Così il «nuovo» fondo crediti aumenta la capacità di spesa
La manovra permette di modificare i calcoli sull’accantonamento Il riferimento va al rapporto previsto a consuntivo fra incassi e accertamenti
La possibilità di liberare quote accantonate a fondo crediti di dubbia esigibilità nel bilancio di previsione per aumentare la capacità di spesa degli enti locali passa dall’equilibrio di bilancio e trova conferma in uno degli 884 commi della Manovra 2020.
L’undicesimo decreto correttivo dei principi contabili del 1° agosto 2019 individua due saldi di competenza finanziaria aggiuntivi rispetto all’avanzo/disavanzo di competenza che gli enti devono determinare già dal rendiconto 2019: l’equilibrio di bilancio e l’equilibrio complessivo.
La Commissione Arconet è intervenuta sulla modifica, affermando che pur non essendo previste sanzioni in caso di mancato rispetto dei nuovi equilibri introdotti e «fermo restando l’obbligo di conseguire un Risultato di competenza (W1) non negativo, gli enti devono tendere al rispetto dell’equilibrio di bilancio (W2) che rappresenta l’effettiva capacità dell’ente di garantire, anche a consuntivo, la copertura integrale, oltre che agli impegni e al ripiano del disavanzo, anche ai vincoli di destinazione e agli accantonamenti». Quest’ultimo saldo, effettivamente, cattura gli effetti sulla gestione di competenza degli accantonamenti e delle entrate vincolate, mentre l’equilibrio complessivo tiene conto anche degli accantonamenti effettuati direttamente in rendiconto o fatti di gestione non imputabili alla competenza dell’esercizio appena chiuso.
Le modalità di calcolo dell’equilibrio di bilancio, e la quota da considerare accantonata a Fcde prodotta dalla gestione e da portare in detrazione dal risultato di competenza, non è mai superiore alla differenza tra l’Fcde calcolato a rendiconto e quanto accantonato a questo titolo l’anno precedente.
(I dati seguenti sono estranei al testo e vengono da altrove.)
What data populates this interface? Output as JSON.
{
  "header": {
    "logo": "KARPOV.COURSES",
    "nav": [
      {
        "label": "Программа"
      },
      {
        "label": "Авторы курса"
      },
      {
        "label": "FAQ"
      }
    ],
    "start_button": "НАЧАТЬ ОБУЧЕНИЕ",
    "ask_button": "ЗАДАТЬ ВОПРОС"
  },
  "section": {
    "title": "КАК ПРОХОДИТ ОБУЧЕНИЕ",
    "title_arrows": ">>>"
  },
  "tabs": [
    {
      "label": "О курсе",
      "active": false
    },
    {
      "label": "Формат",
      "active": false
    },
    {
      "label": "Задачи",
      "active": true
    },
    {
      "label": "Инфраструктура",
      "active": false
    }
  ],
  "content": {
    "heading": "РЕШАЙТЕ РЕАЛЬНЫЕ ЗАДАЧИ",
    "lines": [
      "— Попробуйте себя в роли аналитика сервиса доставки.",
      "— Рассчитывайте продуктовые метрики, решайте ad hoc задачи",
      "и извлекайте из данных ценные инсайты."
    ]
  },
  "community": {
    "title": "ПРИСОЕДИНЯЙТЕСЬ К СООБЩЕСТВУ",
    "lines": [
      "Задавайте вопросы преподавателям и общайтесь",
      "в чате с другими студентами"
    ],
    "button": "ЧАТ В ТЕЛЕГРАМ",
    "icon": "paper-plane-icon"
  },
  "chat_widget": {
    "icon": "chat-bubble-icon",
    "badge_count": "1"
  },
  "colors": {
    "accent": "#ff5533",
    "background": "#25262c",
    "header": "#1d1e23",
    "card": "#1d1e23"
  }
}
Con il risvolto che se il fondo stanziato preventivo è superiore a questa differenza, nell’equilibrio di bilancio la quota che rileva è esattamente pari allo stretto necessario per arrivare al fondo crediti accantonato nel risultato di amministrazione seguendo i principi contabili.
L’effettodi questa modalità di calcolo è che spesso il metodo attualmente previsto dai principi contabili, che prevede il rapporto tra accertamenti e incassi della sola competenza, comporta nel preventivo un accantonamento superiore rispetto alla congruità verificata a rendiconto.
Ma come rimediare a questa anomalia? È il comma 80 della legge di bilancio a ripristinare la giusta capacità di spesa negli enti. Anche se a una prima lettura parrebbe solo concedere la facoltà di variare l’accantonamento al fondo stanziato nel preventivo in base al miglioramento registrato dalla riscossione a seguito dell’esecutività dell’avviso di accertamento, di fatto la novità è molto più ampia: la modalità di calcolo della riduzione delle quote accantonate prende a riferimento il rapporto che si prevede di realizzare alla fine dell’esercizio di riferimento tra gli incassi complessivi in conto competenza e in conto residui e gli accertamenti, arrivando a determinare una modifica implicita del principio contabile. Ne consegue che per tutte le entrate riscosse in modo accelerato con accertamento esecutivo, l’accantonamento al fondo crediti nel preventivo può essere determinato secondo le modalità del comma 80.
Prima di procedere, però, va verificato lo scostamento effettivo registrato negli anni passati tra quanto accantonato in preventivo e l’aumento del fondo registrato nel risultato di amministrazione rispetto a quanto accantonato nell’esercizio immediatamente precedente: il rischio, infatti, è di generare disavanzo visto che un accantonamento sottostimato obbliga l’ente a vincolare, nel risultato di amministrazione, le risorse necessarie per costituire il fondo crediti. Con la conseguenza, dannosa, di alimentare un disavanzo di amministrazione.